Tuesday, February 5, 2008

Practical Jokes

In the last couple of years there has been a lot of fuss about "hazing" in the fire department. People that are outside the fire service, that haven't a clue about how we act in the fire house amongst ourselves are passing judgment. I understand that some of the things that we do could seem calloused or mean but practical jokes are a vital way in which we deal with the stress of the job. A lucky few get a glimpse through a friend or loved one. Even fewer get the opportunity to be in this environment.

Here are some glimpses into the lighter side of the La Habra Heights Fire Department.

A couple of our probationary firefighters were playing dome pool while off duty. Since just playing for bragging rights is never enough they made a wager. If one of them lost a game he would have to dress up in a diaper and a pacifier with a sash that said "Happy New Year" to ring in the new year. The other would have to dress up in his station boots, boxers, and a pink apron and be vacuuming the captain's office when he arrived in the morning. Unfortunately, I didn't see the firefighter in his boxers and apron and the other firefighter lucked out because we rung in the new year on a call.

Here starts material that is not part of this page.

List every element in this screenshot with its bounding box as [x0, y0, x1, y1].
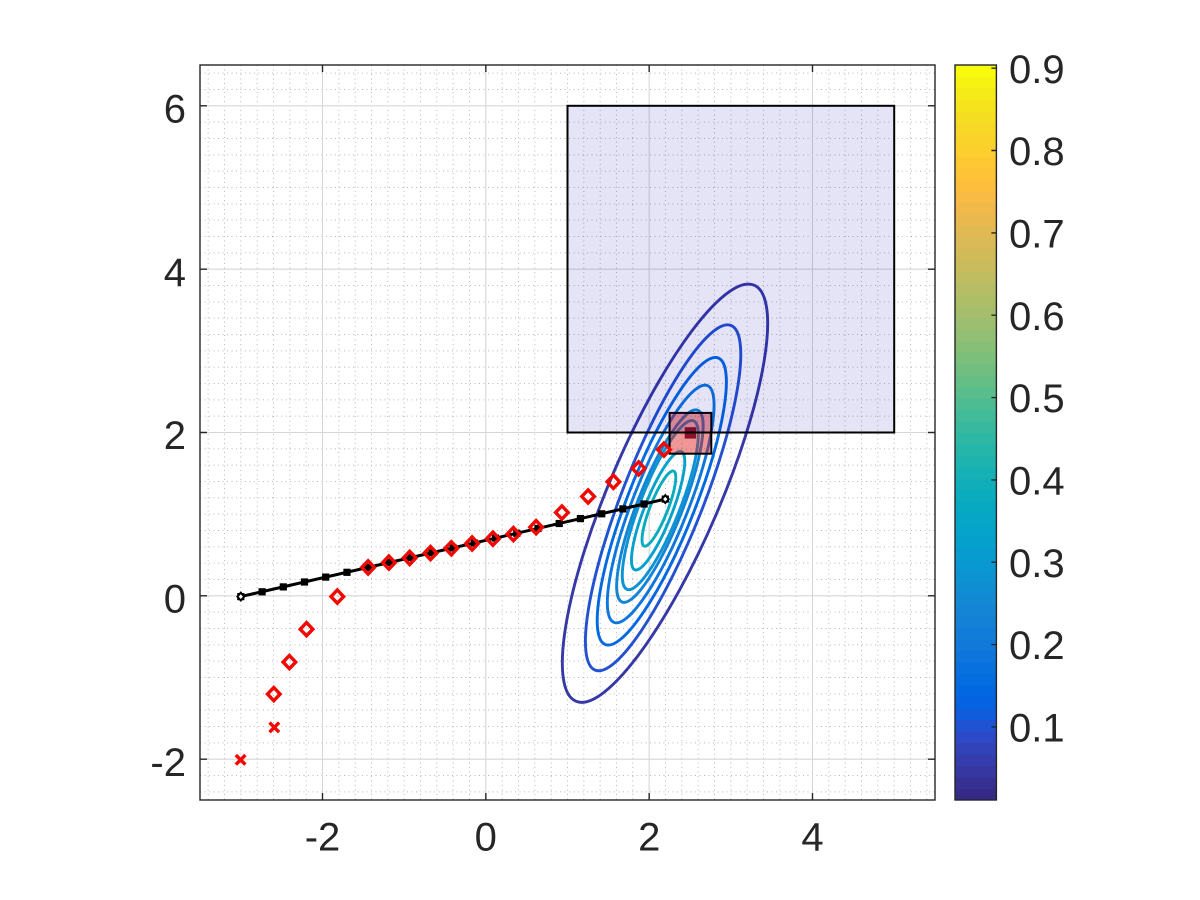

Yesterday was one of our firefighters last day. He has been hired by the OCFA (Orange County Fire Authority). Not only did he have to make us all dinner (which was excellent) but later that evening he was tackled and strapped to a backboard. We then spent 30 minutes hosing him down and covering him with the majority of the food contents in the kitchen. It was our way of saying goodbye and congratulations to one of our own. Photos to come later!